I's born 'fore war started and 'members when it ceased. I guess mammy's folks allus belonged to the Trammells, 'cause I 'member my grandpa, Josh Chiles, and my grandma, call Jeanette. I's a strappin' big girl when they dies. Grandpa used to say he come to Texas with Massa George Trammell's father when Rusk County was jus' a big woods, and the first two years he was hunter for the massa. He stay in the woods all the time, killing deer and wild hawgs and turkeys and coons and the like for the white folks to eat, and the land's full of Indians. He kinda taken up with them and had holes in the nose and ears. They was put there by the Indians for rings what they wore. Grandpa could talk mos' any Indian talk and he say he used to run off from his massa and stay with the Indians for weeks. The massa'd go to the Indian camp looking for grandpa and the Indians hided him out and say, 'No see him.'
How mammy and we'uns come to Texas, Massa George brung his wife and three chillen from Mississippi and he brung we'uns. Pappy belonged to Massa Moore over in Mississippi and Massa George didn't buy him, but after mammy got here, that 'fore I's born, pappy runs off and makes his way to Texas and gits Massa George to buy him.
Massa George and Missy America lived in a fine, big house and they owned more slaves and land than anybody in the county and they's the richest folks 'round there.
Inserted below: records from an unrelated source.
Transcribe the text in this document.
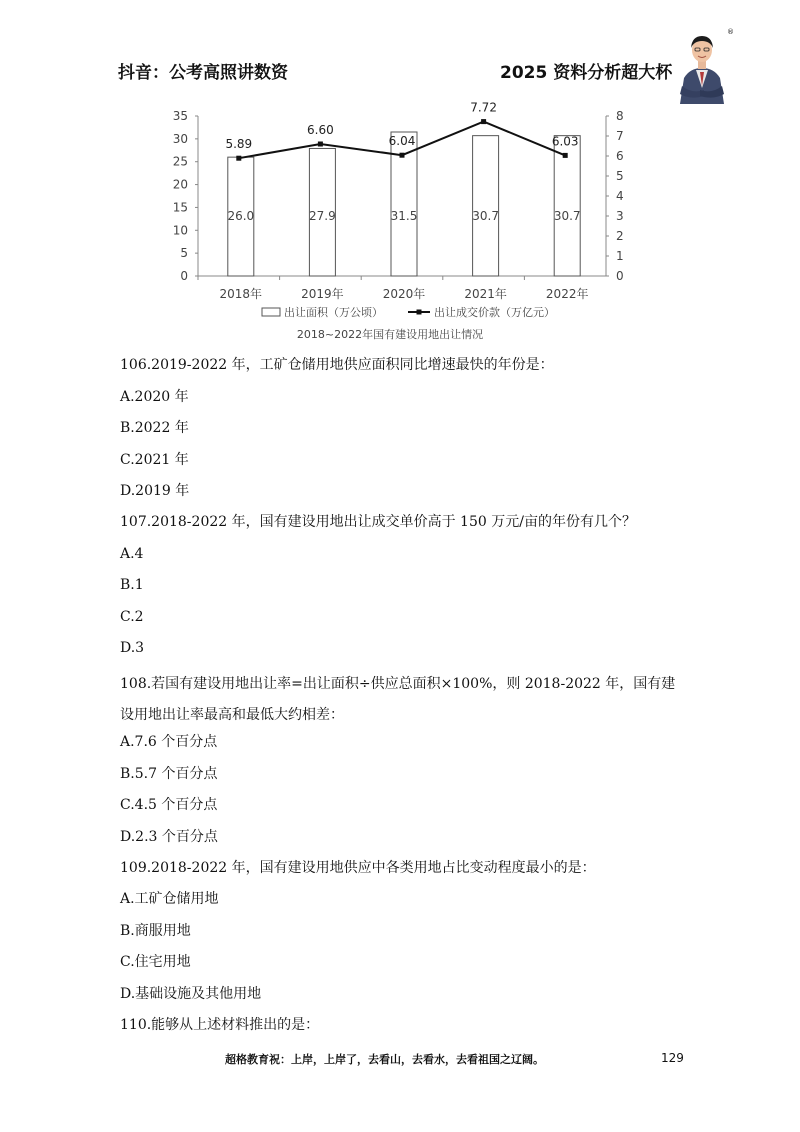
抖音：公考高照讲数资	2025 资料分析超大杯
®
0
5
10
15
20
25
30
35
0
1
2
3
4
5
6
7
8
26.0	27.9	31.5	30.7	30.7
2018年	2019年	2020年	2021年	2022年
5.89
6.60
6.04
7.72
6.03
出让面积（万公顷）	出让成交价款（万亿元）
2018~2022年国有建设用地出让情况
106.2019-2022 年，工矿仓储用地供应面积同比增速最快的年份是：
A.2020 年
B.2022 年
C.2021 年
D.2019 年
107.2018-2022 年，国有建设用地出让成交单价高于 150 万元/亩的年份有几个？
A.4
B.1
C.2
D.3
108.若国有建设用地出让率=出让面积÷供应总面积×100%，则 2018-2022 年，国有建设用地出让率最高和最低大约相差：
A.7.6 个百分点
B.5.7 个百分点
C.4.5 个百分点
D.2.3 个百分点
109.2018-2022 年，国有建设用地供应中各类用地占比变动程度最小的是：
A.工矿仓储用地
B.商服用地
C.住宅用地
D.基础设施及其他用地
110.能够从上述材料推出的是：
超格教育祝：上岸，上岸了，去看山，去看水，去看祖国之辽阔。	129
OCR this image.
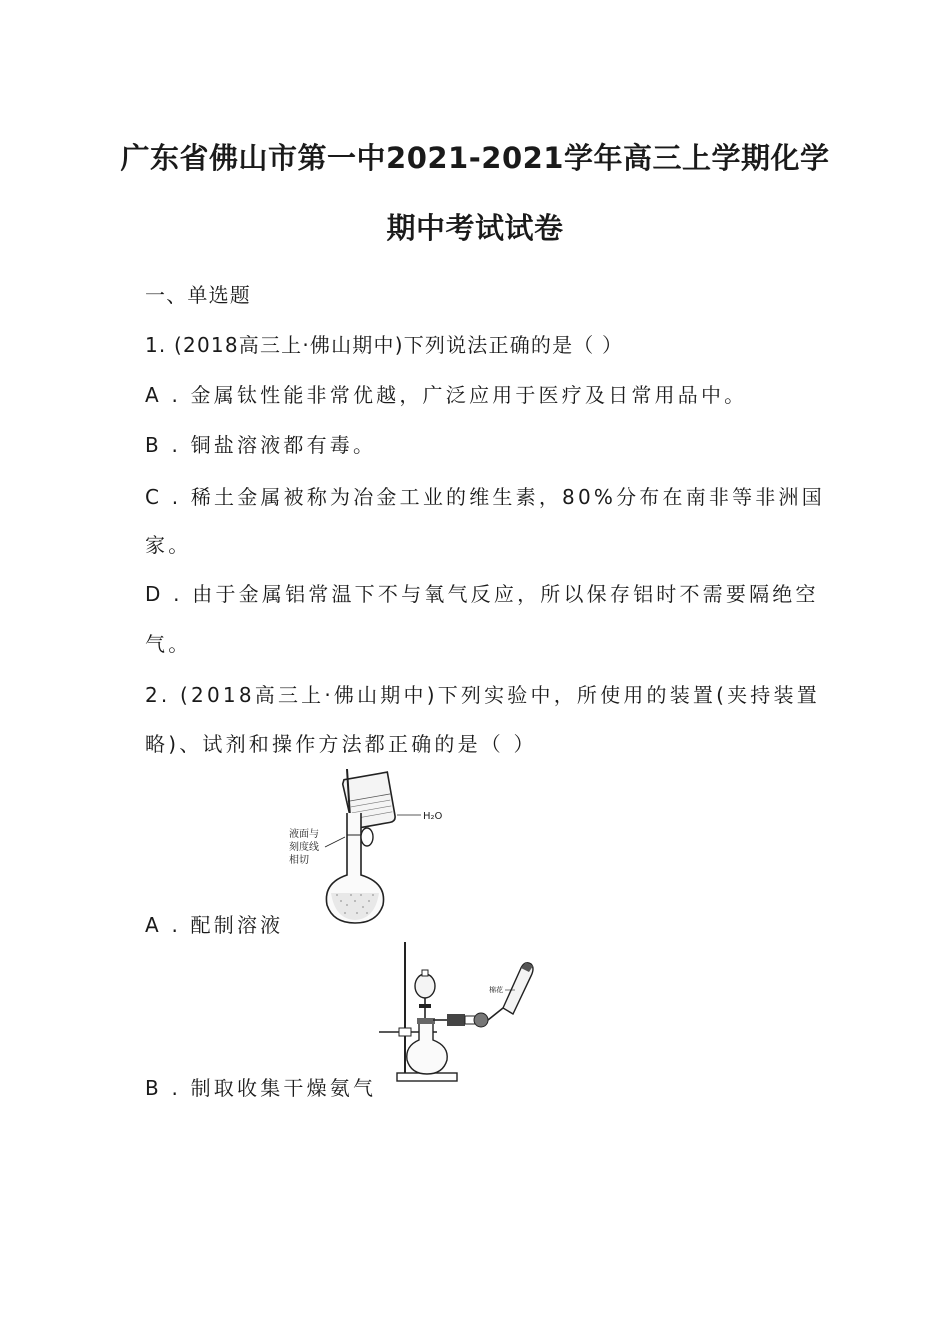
广东省佛山市第一中2021-2021学年高三上学期化学
期中考试试卷
一、单选题
1. (2018高三上·佛山期中)下列说法正确的是（ ）
A . 金属钛性能非常优越，广泛应用于医疗及日常用品中。
B . 铜盐溶液都有毒。
C . 稀土金属被称为冶金工业的维生素，80%分布在南非等非洲国
家。
D . 由于金属铝常温下不与氧气反应，所以保存铝时不需要隔绝空
气。
2. (2018高三上·佛山期中)下列实验中，所使用的装置(夹持装置
略)、试剂和操作方法都正确的是（ ）
液面与
刻度线
相切
H₂O
A . 配制溶液
棉花
B . 制取收集干燥氨气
Us slaves lived down the hill from the big house in a double row of log cabins and us had good beds, like our white folks. My grandpa made all the beds for the white folks and us niggers, too. Massa didn't want anything shoddy 'round him, he say, not even his nigger quarters.
I's sot all day handin' thread to my mammy to put in the loom, 'cause they give us homespun clothes, and you'd better keep 'em if you didn't want to go naked.
Massa had a overseer and nigger driver call Jacob Green. If a nigger was hard to make do the right thing, they ties him to a tree, but Massa George never whip 'em too hard, jus' 'nough to make 'em 'have.
The slaves what worked in the fields was woke up 'fore light with a horn and worked till dark, and then there was the stock to tend to and cloth to weave. The overseer come 'round at nine o'clock to see if all is in the bed and then go back to his own house. When us knowed he's sound asleep we'd slip out and run 'round, sometimes. They locked the young men up in a house at night and on Sunday to keep 'em from runnin' 'round. It was a log house and had cracks in it and once a little nigger boy pokes his hand in tryin' to tease them men and one of 'em chops his fingers off with the ax.
Massa didn' 'low no nigger to read and write, if he knowed it. George Wood was the only one could read and write and how he larn, a little boy on the 'jining place took up with him and they goes off in the woods and he shows George how to read and write. Massa never did find out 'bout that till after freedom.
We slips off and have prayer but daren't 'low the white folks know it and sometime we hums 'ligious songs low like when we's workin'. It was our way of prayin' to be free, but the white folks didn't know it. I 'member mammy used to sing like this:
'Am I born to die, to lay this body down.
Must my tremblin' spirit fly into worlds unknown,
The land of deepes' shade,
Only pierce' by human thought.'
Massa George 'lowed them what wanted to work a little ground for theyselves and grandpa made money sellin' wild turkey and hawgs to the poor white folks. He used to go huntin' at night or jus' when he could.
Them days we made our own med'cine out of horsemint and butterfly weed and Jerusalem oak and bottled them teas up for the winter. Butterfly Weed tea was for the pleurisy and the others for the chills and fever. As reg'lar as I got up I allus drank my asafoetida and tar water.
I 'member Massa George furnishes three of his niggers, Ed Chile and Jacob Green and Job Jester, for mule skinners. I seed the government come and take off a big bunch of mules off our place. Mos' onto four year after the war, three men comes to Massa George and makes him call us up and turn us loose. I heered 'em say its close onto four year we's been free, but that's the first we knowed 'bout it.
Pappy goes to work at odd jobs and mammy and I goes to keep house for a widow woman and I stays there till I marries, and that to Tom Smith. We had five chillen and now Tom's dead and I lives on that pension from the government, what is $16.00 a month, and I's glad to git it, 'cause I's too old to work.